Alla fine del 1800, per essiccare gli spaghetti occorrevano circa 10 giorni in estate e 20-30 in inverno, nel 1903 con l’avvento dell’essiccazione meccanica i giorni necessari a ultimare il ciclo si ridussero a 3-5. Con i nuovi impianti si raggiungono temperature elevatissime, comprese in un intervallo compreso tra 90 e 115°C, che riducono a 2-3 ore il tempo di essiccazione.
L’essiccazione ad alta temperatura (>90°C) si è diffusa perché comporta una netta riduzione dei tempi, dunque una maggior produttività e minori costi.
Una pasta essiccata ad alte temperature ha un ottimo comportamento in cottura, ma le elevate temperature raggiunte durante l’essiccazione provocano un danno termico all’amminoacido denominato lisina, molto importante per il nostro organismo che non riesce a produrlo autonomamente.
Il processo di essiccazione già a temperature maggiori di 80°C provoca la formazione di furosina, una molecola non naturale che può aggredire i villi intestinali, alterando la loro integrità strutturale e funzionale con il risultato di compromettere la digestione intestinale.
Le alte temperature di essiccazione deteriorano anche la struttura del glutine, rendendolo meno digeribile.
Malgrado la riduzione della qualità nutrizionale con il processo di essiccazione ad alte temperature, questa tecnologia oggi è quella esclusiva nei processi industriali per un problema di contenimento dei costi di produzione.
Queste differenze si possono cogliere anche visivamente: una pasta essiccata ad alte temperature in tempi rapidi probabilmente avrà un colore giallo paglierino intenso e un aspetto levigato, al contrario una pasta essiccata lentamente a basse temperature sarà di colore opaco e di aspetto rugoso.
Questi fattori, sempre più presi in considerazione dai consumatori, hanno avuto il merito di incrementare i consumi di pasta fatta con grano italiano e in maniera “artigianale”, in un perfetto connubio tra territorio e qualità.

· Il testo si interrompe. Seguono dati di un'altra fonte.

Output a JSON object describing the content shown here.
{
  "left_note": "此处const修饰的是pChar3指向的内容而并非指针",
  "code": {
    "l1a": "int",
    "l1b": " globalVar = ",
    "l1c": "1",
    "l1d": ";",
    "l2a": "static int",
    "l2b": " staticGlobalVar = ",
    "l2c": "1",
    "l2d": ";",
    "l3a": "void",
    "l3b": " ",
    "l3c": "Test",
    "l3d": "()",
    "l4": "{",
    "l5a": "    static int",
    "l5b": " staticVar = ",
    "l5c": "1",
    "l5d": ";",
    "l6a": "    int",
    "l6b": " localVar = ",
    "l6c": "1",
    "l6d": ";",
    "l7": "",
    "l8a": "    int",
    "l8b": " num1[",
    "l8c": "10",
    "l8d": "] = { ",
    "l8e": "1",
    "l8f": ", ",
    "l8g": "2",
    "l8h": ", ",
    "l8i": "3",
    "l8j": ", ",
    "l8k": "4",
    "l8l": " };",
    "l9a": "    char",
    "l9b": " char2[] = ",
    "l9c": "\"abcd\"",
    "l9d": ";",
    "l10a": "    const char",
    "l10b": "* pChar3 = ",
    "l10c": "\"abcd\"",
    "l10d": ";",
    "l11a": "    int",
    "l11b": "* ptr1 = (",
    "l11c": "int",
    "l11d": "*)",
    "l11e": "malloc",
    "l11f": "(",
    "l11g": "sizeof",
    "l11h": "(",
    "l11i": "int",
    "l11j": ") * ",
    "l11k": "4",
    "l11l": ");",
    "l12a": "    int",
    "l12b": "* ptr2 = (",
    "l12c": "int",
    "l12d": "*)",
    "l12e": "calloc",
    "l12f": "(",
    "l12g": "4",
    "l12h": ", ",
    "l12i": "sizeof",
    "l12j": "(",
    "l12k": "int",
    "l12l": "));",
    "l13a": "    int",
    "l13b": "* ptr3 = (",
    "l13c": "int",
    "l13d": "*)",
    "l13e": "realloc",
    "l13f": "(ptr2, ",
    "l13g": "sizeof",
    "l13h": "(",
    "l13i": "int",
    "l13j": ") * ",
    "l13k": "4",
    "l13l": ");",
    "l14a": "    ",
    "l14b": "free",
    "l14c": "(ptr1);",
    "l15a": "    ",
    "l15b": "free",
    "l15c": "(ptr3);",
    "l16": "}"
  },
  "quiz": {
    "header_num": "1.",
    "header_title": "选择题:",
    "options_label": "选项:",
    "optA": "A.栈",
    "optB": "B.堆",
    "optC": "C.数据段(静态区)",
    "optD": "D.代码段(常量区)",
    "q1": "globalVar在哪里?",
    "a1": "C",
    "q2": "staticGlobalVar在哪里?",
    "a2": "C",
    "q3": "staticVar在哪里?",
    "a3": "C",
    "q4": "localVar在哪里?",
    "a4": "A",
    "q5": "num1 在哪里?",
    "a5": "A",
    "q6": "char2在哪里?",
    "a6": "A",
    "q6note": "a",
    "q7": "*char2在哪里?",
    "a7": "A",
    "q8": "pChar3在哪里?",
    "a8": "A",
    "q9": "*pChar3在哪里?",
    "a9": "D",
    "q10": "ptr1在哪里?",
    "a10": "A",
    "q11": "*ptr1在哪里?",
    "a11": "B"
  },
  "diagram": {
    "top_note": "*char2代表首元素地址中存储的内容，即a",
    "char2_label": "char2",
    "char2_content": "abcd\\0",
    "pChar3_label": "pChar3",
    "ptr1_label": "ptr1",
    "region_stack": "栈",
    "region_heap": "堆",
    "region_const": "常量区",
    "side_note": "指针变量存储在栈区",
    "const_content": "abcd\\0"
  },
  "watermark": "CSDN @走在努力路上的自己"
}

Tutto questo sta costringendo i grandi produttori di pasta a rivedere la propria filiera di produzione. Da qualche anno anche ai piccoli produttori agricoli sono stati offerti questi contratti di filiera, ma sempre più spesso questi ultimi si stanno organizzando per affrancarsi da questa condizione producendo pasta artigianale, perché solo la filiera corta può valorizzare la qualità del prodotto. Un artigiano parla, forma, educa il consumatore all’uso consapevole di un prodotto di qualità, senza pensare troppo ai margini di guadagno. E a quanti sostengono che il prezzo di vendita di questa pasta è eccessivo, rispondono che non bisogna risparmiare su un pacco di pasta o su un barattolo di passata o di pomodoro pelato, ma su altro genere di prodotti, meno impattanti sulla salute.
Occorre fare scelte di buon senso. Non serve allungare l’aspettativa di vita media, se poi bisogna viverla da malati.